Is 1.0 implicit or actually stored?
That's implementation specific. If you were asking about 888 vs 8888 textures, I'd tell you that pretty much every implementation is bound to use 32 bits per texel, but I'm not so sure for 16F formats. It is telling that Metal doesn't define an RGB16F format (link) which strongly suggests that PowerVR GPUs at least will pad the format. Vulkan does define RGB16F, but while the spec requires support for R16F, RG16F and RGBA16F it doesn't require support for RGB16F (link), again suggesting lack of native support by some vendors. I wouldn't be surprised if some GPU somewhere does support RGB16F, but I suspect most would just pad. For a more definitive answer you might need to post questions on the GPU forums or experiment by examining memory usage in some controlled conditions.
And in the latter case. My main question: If i put my 16bit heightmap into the alpha channel, so it becomes RGBA16F. Will I improve performance?

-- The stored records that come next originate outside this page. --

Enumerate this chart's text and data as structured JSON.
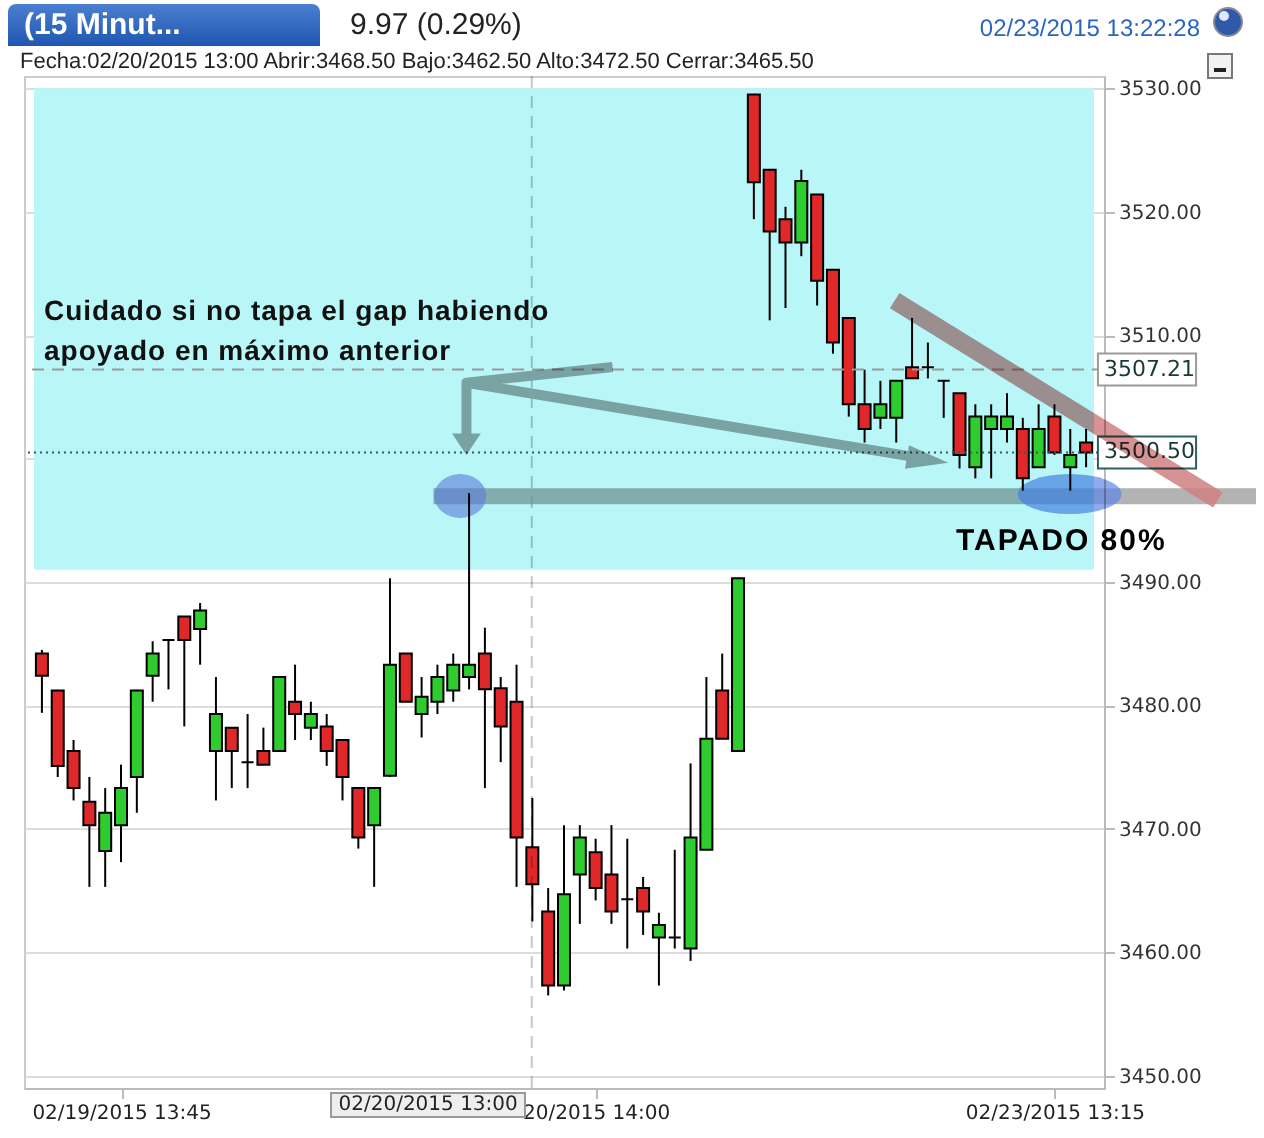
{
  "chart_data": {
    "type": "candlestick",
    "title": "(15 Minut...",
    "subtitle": "9.97 (0.29%)",
    "annotations": [
      "02/23/2015 13:22:28",
      "Fecha:02/20/2015 13:00 Abrir:3468.50 Bajo:3462.50 Alto:3472.50 Cerrar:3465.50",
      "Cuidado si no tapa el gap habiendo apoyado en máximo anterior",
      "TAPADO 80%",
      "02/20/2015 13:00"
    ],
    "categories": [
      null,
      null,
      null,
      null,
      null,
      "02/19/2015 13:45",
      null,
      null,
      null,
      null,
      null,
      null,
      null,
      null,
      null,
      null,
      null,
      null,
      null,
      null,
      null,
      null,
      null,
      null,
      null,
      null,
      null,
      null,
      null,
      null,
      null,
      null,
      null,
      null,
      null,
      "20/2015 14:00",
      null,
      null,
      null,
      null,
      null,
      null,
      null,
      null,
      null,
      null,
      null,
      null,
      null,
      null,
      null,
      null,
      null,
      null,
      null,
      null,
      null,
      null,
      null,
      null,
      null,
      null,
      null,
      null,
      "02/23/2015 13:15",
      null,
      null
    ],
    "ohlc": [
      [
        3484.2,
        3484.5,
        3479.4,
        3482.4
      ],
      [
        3481.2,
        3481.2,
        3474.2,
        3475.1
      ],
      [
        3476.3,
        3477.2,
        3472.3,
        3473.3
      ],
      [
        3472.2,
        3474.2,
        3465.3,
        3470.3
      ],
      [
        3468.2,
        3473.3,
        3465.3,
        3471.3
      ],
      [
        3470.3,
        3475.2,
        3467.3,
        3473.3
      ],
      [
        3474.2,
        3481.2,
        3471.3,
        3481.2
      ],
      [
        3482.4,
        3485.2,
        3480.3,
        3484.2
      ],
      [
        3485.3,
        3485.3,
        3481.3,
        3485.3
      ],
      [
        3487.2,
        3487.2,
        3478.3,
        3485.3
      ],
      [
        3486.2,
        3488.3,
        3483.3,
        3487.7
      ],
      [
        3476.3,
        3482.3,
        3472.3,
        3479.3
      ],
      [
        3478.2,
        3478.2,
        3473.3,
        3476.3
      ],
      [
        3475.4,
        3479.3,
        3473.3,
        3475.4
      ],
      [
        3476.3,
        3478.2,
        3475.2,
        3475.2
      ],
      [
        3476.3,
        3482.3,
        3476.3,
        3482.3
      ],
      [
        3480.3,
        3483.3,
        3477.2,
        3479.3
      ],
      [
        3478.2,
        3480.3,
        3477.2,
        3479.3
      ],
      [
        3478.3,
        3479.3,
        3475.1,
        3476.3
      ],
      [
        3477.2,
        3477.2,
        3472.3,
        3474.2
      ],
      [
        3473.3,
        3473.3,
        3468.4,
        3469.3
      ],
      [
        3470.3,
        3473.3,
        3465.3,
        3473.3
      ],
      [
        3474.3,
        3490.3,
        3474.2,
        3483.3
      ],
      [
        3484.2,
        3484.2,
        3480.3,
        3480.3
      ],
      [
        3479.3,
        3482.3,
        3477.4,
        3480.7
      ],
      [
        3480.3,
        3483.3,
        3479.3,
        3482.3
      ],
      [
        3481.2,
        3484.2,
        3480.3,
        3483.3
      ],
      [
        3482.3,
        3497.2,
        3481.3,
        3483.3
      ],
      [
        3484.2,
        3486.3,
        3473.3,
        3481.3
      ],
      [
        3481.4,
        3482.3,
        3475.4,
        3478.3
      ],
      [
        3480.3,
        3483.3,
        3465.3,
        3469.3
      ],
      [
        3468.5,
        3472.5,
        3462.5,
        3465.5
      ],
      [
        3463.3,
        3465.2,
        3456.5,
        3457.3
      ],
      [
        3457.3,
        3470.3,
        3456.9,
        3464.7
      ],
      [
        3466.3,
        3470.3,
        3462.3,
        3469.3
      ],
      [
        3468.1,
        3469.2,
        3464.2,
        3465.2
      ],
      [
        3466.3,
        3470.3,
        3462.3,
        3463.3
      ],
      [
        3464.3,
        3469.2,
        3460.3,
        3464.3
      ],
      [
        3465.2,
        3466.1,
        3461.4,
        3463.3
      ],
      [
        3461.2,
        3463.2,
        3457.3,
        3462.2
      ],
      [
        3461.2,
        3468.3,
        3460.3,
        3461.2
      ],
      [
        3460.3,
        3475.3,
        3459.3,
        3469.3
      ],
      [
        3468.3,
        3482.3,
        3468.3,
        3477.3
      ],
      [
        3481.2,
        3484.2,
        3477.3,
        3477.3
      ],
      [
        3476.3,
        3490.3,
        3476.3,
        3490.3
      ],
      [
        3529.5,
        3529.5,
        3519.4,
        3522.4
      ],
      [
        3523.4,
        3523.4,
        3511.2,
        3518.4
      ],
      [
        3519.4,
        3520.4,
        3512.2,
        3517.5
      ],
      [
        3517.5,
        3523.4,
        3516.4,
        3522.5
      ],
      [
        3521.4,
        3521.4,
        3512.4,
        3514.4
      ],
      [
        3515.3,
        3515.3,
        3508.5,
        3509.4
      ],
      [
        3511.4,
        3511.4,
        3503.4,
        3504.4
      ],
      [
        3504.4,
        3507.2,
        3501.3,
        3502.4
      ],
      [
        3503.3,
        3506.3,
        3502.4,
        3504.4
      ],
      [
        3503.3,
        3506.3,
        3501.3,
        3506.3
      ],
      [
        3507.4,
        3511.4,
        3506.5,
        3506.5
      ],
      [
        3507.4,
        3509.4,
        3506.5,
        3507.4
      ],
      [
        3506.3,
        3506.3,
        3503.3,
        3506.3
      ],
      [
        3505.3,
        3505.3,
        3499.2,
        3500.3
      ],
      [
        3499.3,
        3504.4,
        3498.4,
        3503.4
      ],
      [
        3502.4,
        3504.4,
        3498.4,
        3503.4
      ],
      [
        3502.4,
        3505.3,
        3501.3,
        3503.4
      ],
      [
        3502.4,
        3503.3,
        3497.4,
        3498.4
      ],
      [
        3499.3,
        3504.4,
        3499.3,
        3502.4
      ],
      [
        3503.4,
        3504.4,
        3500.3,
        3500.5
      ],
      [
        3499.3,
        3502.4,
        3497.4,
        3500.3
      ],
      [
        3501.3,
        3502.4,
        3499.3,
        3500.5
      ]
    ],
    "colors": [
      "#e02828",
      "#e02828",
      "#e02828",
      "#e02828",
      "#2ecc2e",
      "#2ecc2e",
      "#2ecc2e",
      "#2ecc2e",
      "#000000",
      "#e02828",
      "#2ecc2e",
      "#2ecc2e",
      "#e02828",
      "#000000",
      "#e02828",
      "#2ecc2e",
      "#e02828",
      "#2ecc2e",
      "#e02828",
      "#e02828",
      "#e02828",
      "#2ecc2e",
      "#2ecc2e",
      "#e02828",
      "#2ecc2e",
      "#2ecc2e",
      "#2ecc2e",
      "#2ecc2e",
      "#e02828",
      "#e02828",
      "#e02828",
      "#e02828",
      "#e02828",
      "#2ecc2e",
      "#2ecc2e",
      "#e02828",
      "#e02828",
      "#000000",
      "#e02828",
      "#2ecc2e",
      "#000000",
      "#2ecc2e",
      "#2ecc2e",
      "#e02828",
      "#2ecc2e",
      "#e02828",
      "#e02828",
      "#e02828",
      "#2ecc2e",
      "#e02828",
      "#e02828",
      "#e02828",
      "#e02828",
      "#2ecc2e",
      "#2ecc2e",
      "#e02828",
      "#000000",
      "#000000",
      "#e02828",
      "#2ecc2e",
      "#2ecc2e",
      "#2ecc2e",
      "#e02828",
      "#2ecc2e",
      "#e02828",
      "#2ecc2e",
      "#e02828"
    ],
    "ylim": [
      3449,
      3531
    ],
    "yticks": [
      {
        "value": 3450,
        "label": "3450.00"
      },
      {
        "value": 3460,
        "label": "3460.00"
      },
      {
        "value": 3470,
        "label": "3470.00"
      },
      {
        "value": 3480,
        "label": "3480.00"
      },
      {
        "value": 3490,
        "label": "3490.00"
      },
      {
        "value": 3500,
        "label": null
      },
      {
        "value": 3510,
        "label": "3510.00"
      },
      {
        "value": 3520,
        "label": "3520.00"
      },
      {
        "value": 3530,
        "label": "3530.00"
      }
    ],
    "grid": "y",
    "ref_lines": [
      {
        "axis": "y",
        "value": 3507.21,
        "label": "3507.21",
        "color": "#9a9a9a",
        "line_style": "dashed"
      },
      {
        "axis": "y",
        "value": 3500.5,
        "label": "3500.50",
        "color": "#2f5f5f",
        "line_style": "dotted"
      }
    ],
    "bands": [
      {
        "axis": "y",
        "from": 3491,
        "to": 3530,
        "color": "#b8f6f8"
      }
    ]
  }
}
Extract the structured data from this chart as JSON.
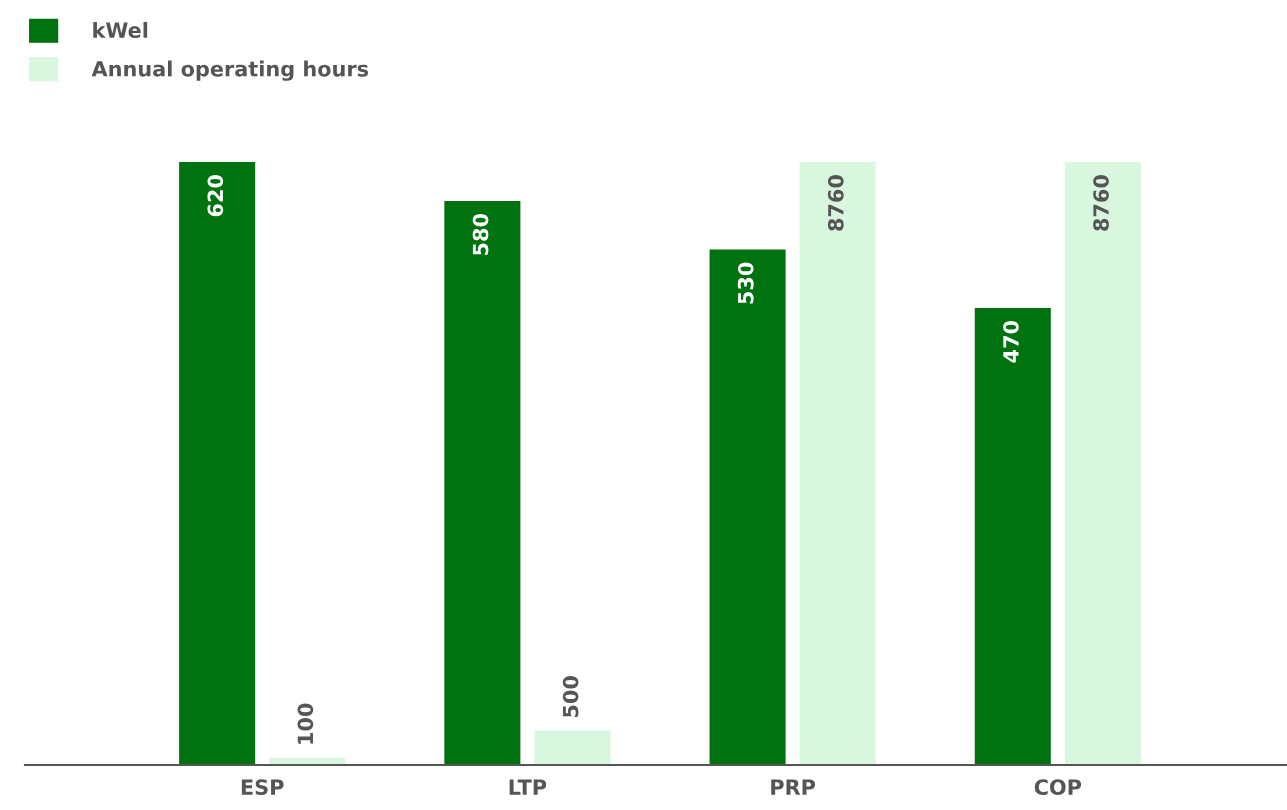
{
  "chart_data": {
    "type": "bar",
    "categories": [
      "ESP",
      "LTP",
      "PRP",
      "COP"
    ],
    "series": [
      {
        "name": "kWel",
        "color": "#007210",
        "values": [
          620,
          580,
          530,
          470
        ]
      },
      {
        "name": "Annual operating hours",
        "color": "#d9f7df",
        "values": [
          100,
          500,
          8760,
          8760
        ],
        "axis": "y2"
      }
    ],
    "ylim": [
      0,
      620
    ],
    "y2lim": [
      0,
      8760
    ],
    "tick_labels": "x",
    "data_labels": true,
    "legend": "top left",
    "grid": false
  }
}
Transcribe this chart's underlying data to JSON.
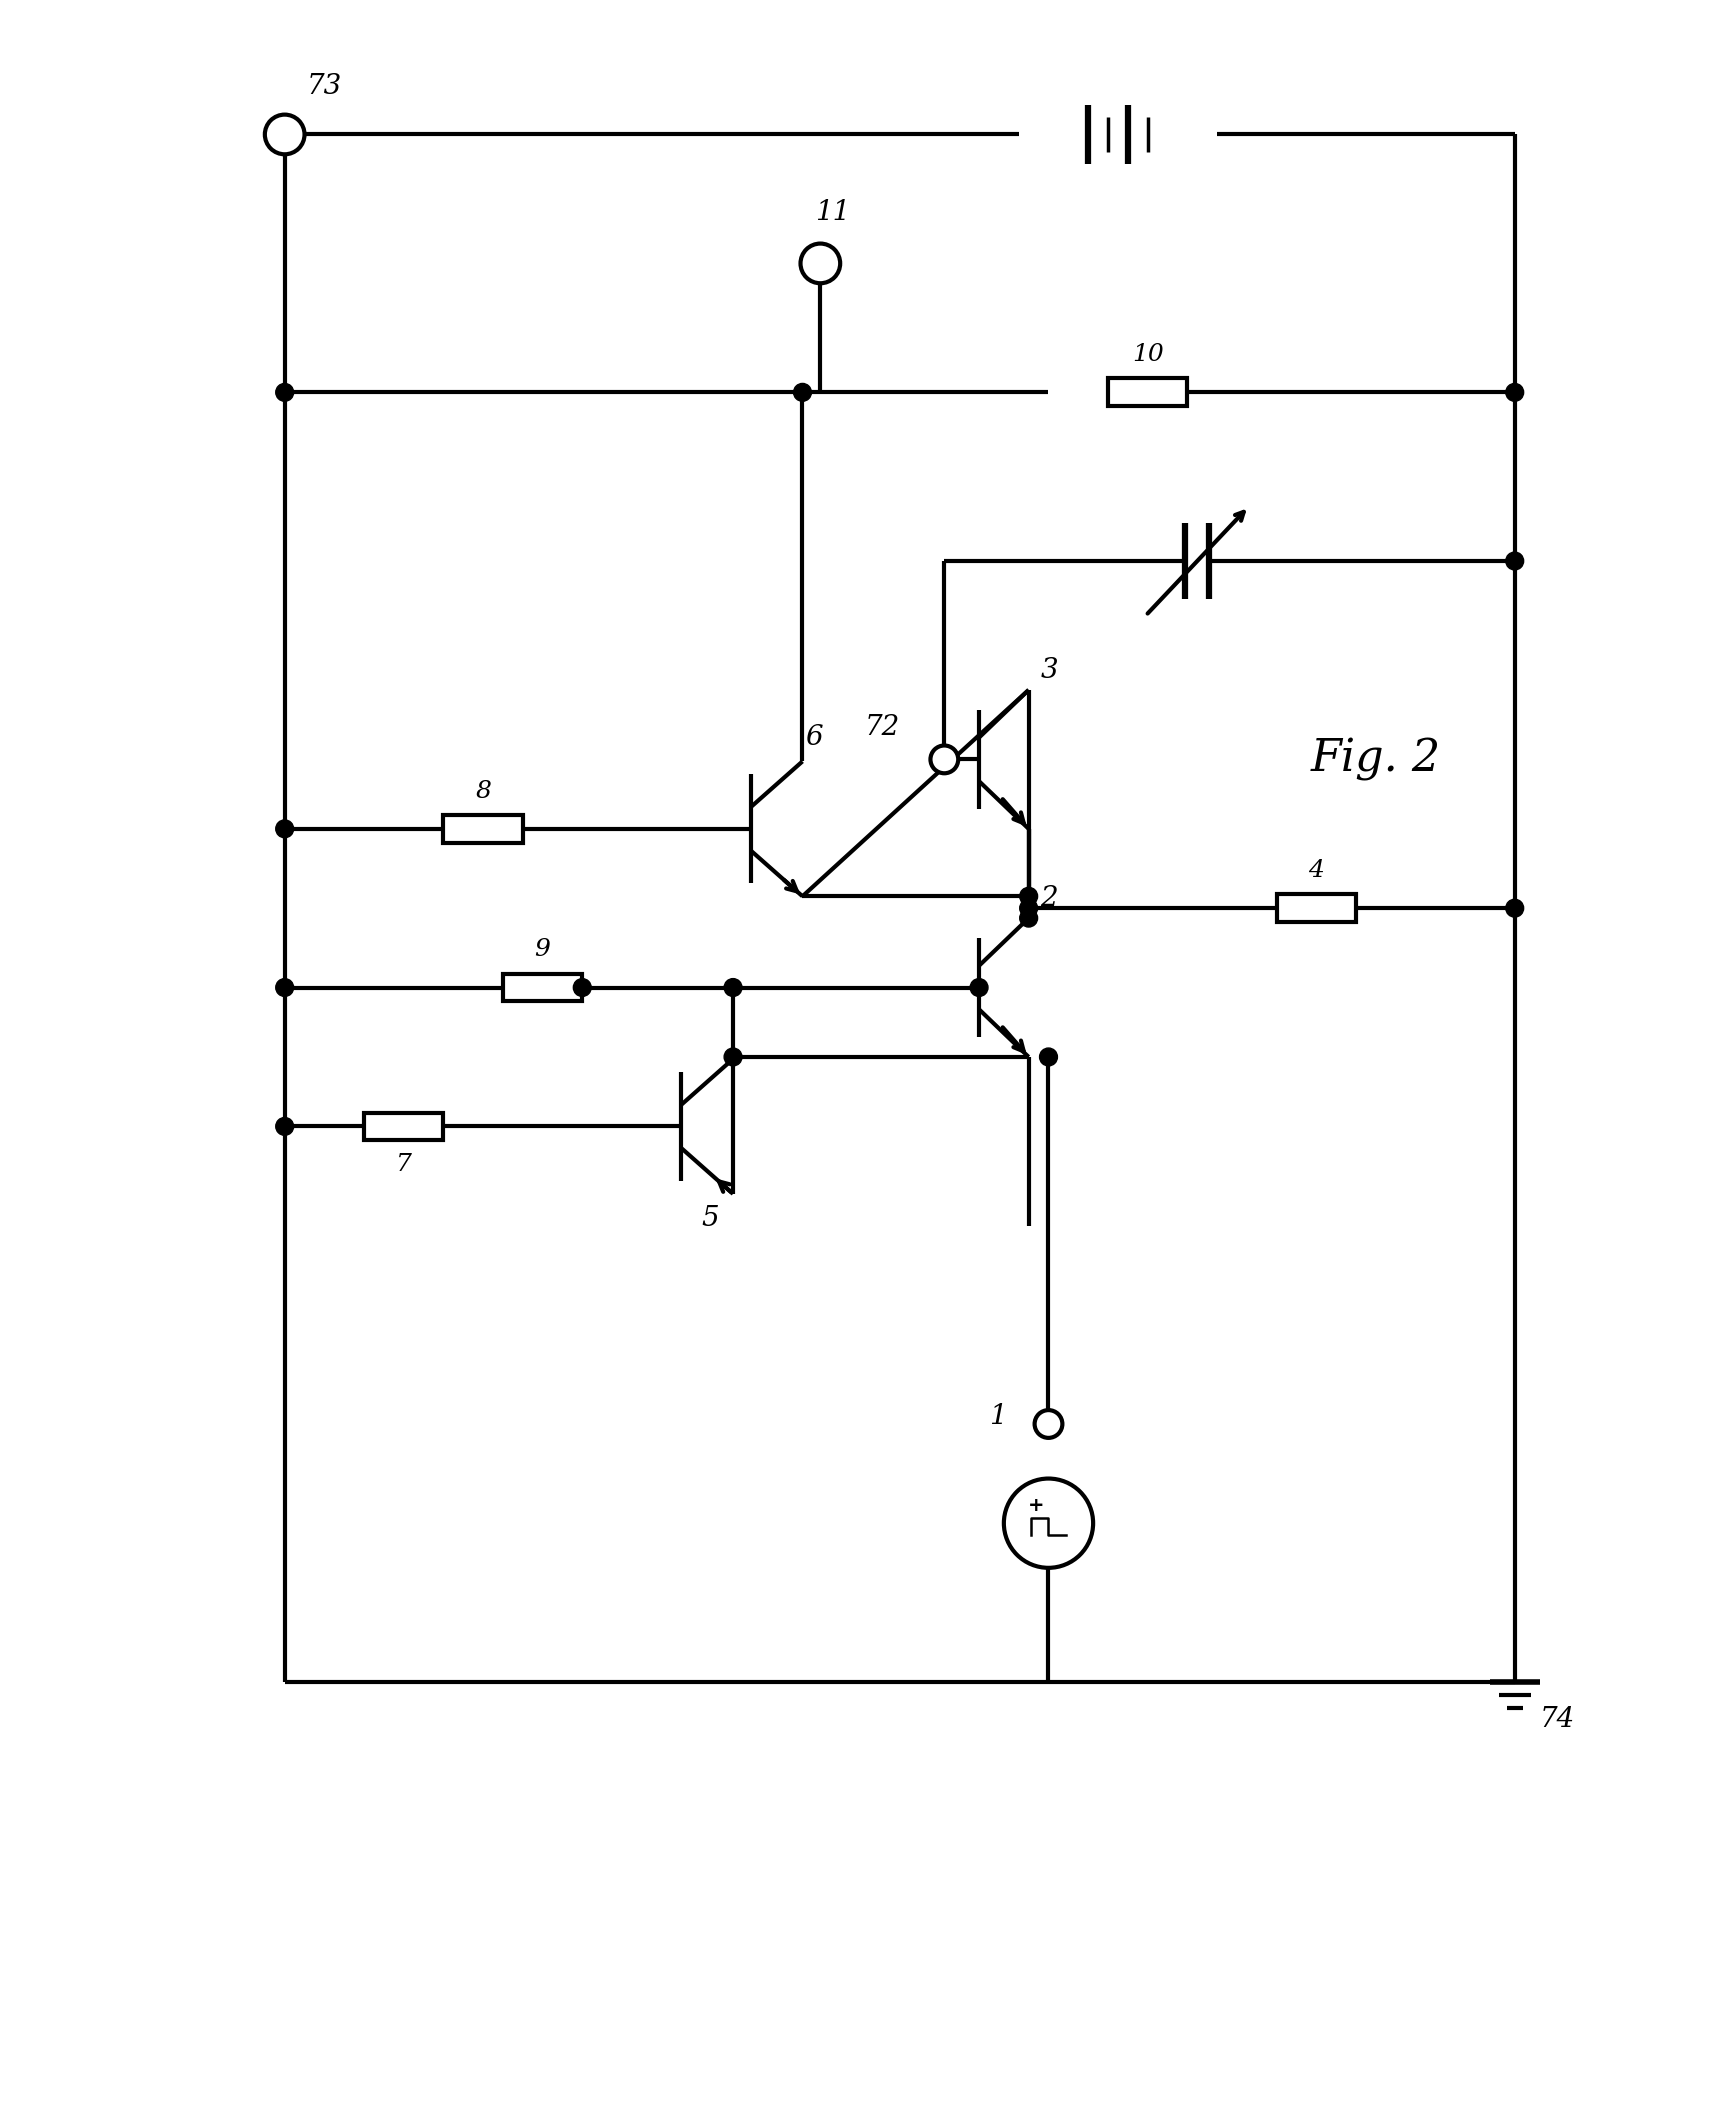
{
  "title": "Fig. 2",
  "bg_color": "#ffffff",
  "line_color": "#000000",
  "line_width": 3.0,
  "fig_width": 17.26,
  "fig_height": 21.07
}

Are you sampling it at the same time (i.e. from the same shader, with the same UVs)? If so, then yes absolutely it will be a better choice than using an RGB16F plus a R16F. If they're not sampled together (e.g. the heightmap is sampled in the vertex shader, the colour in the fragment shader), then it's harder to guess. Probably you'd be harming performance on the heightmap fetch (those extra bytes blowing the cache), but leaving the colour fetch unharmed (there was padding there anyway) - overall you'd lose some performance but save some memory - any performance loss is probably pretty minor and if your bottleneck lies elsewhere it may not do any harm at all.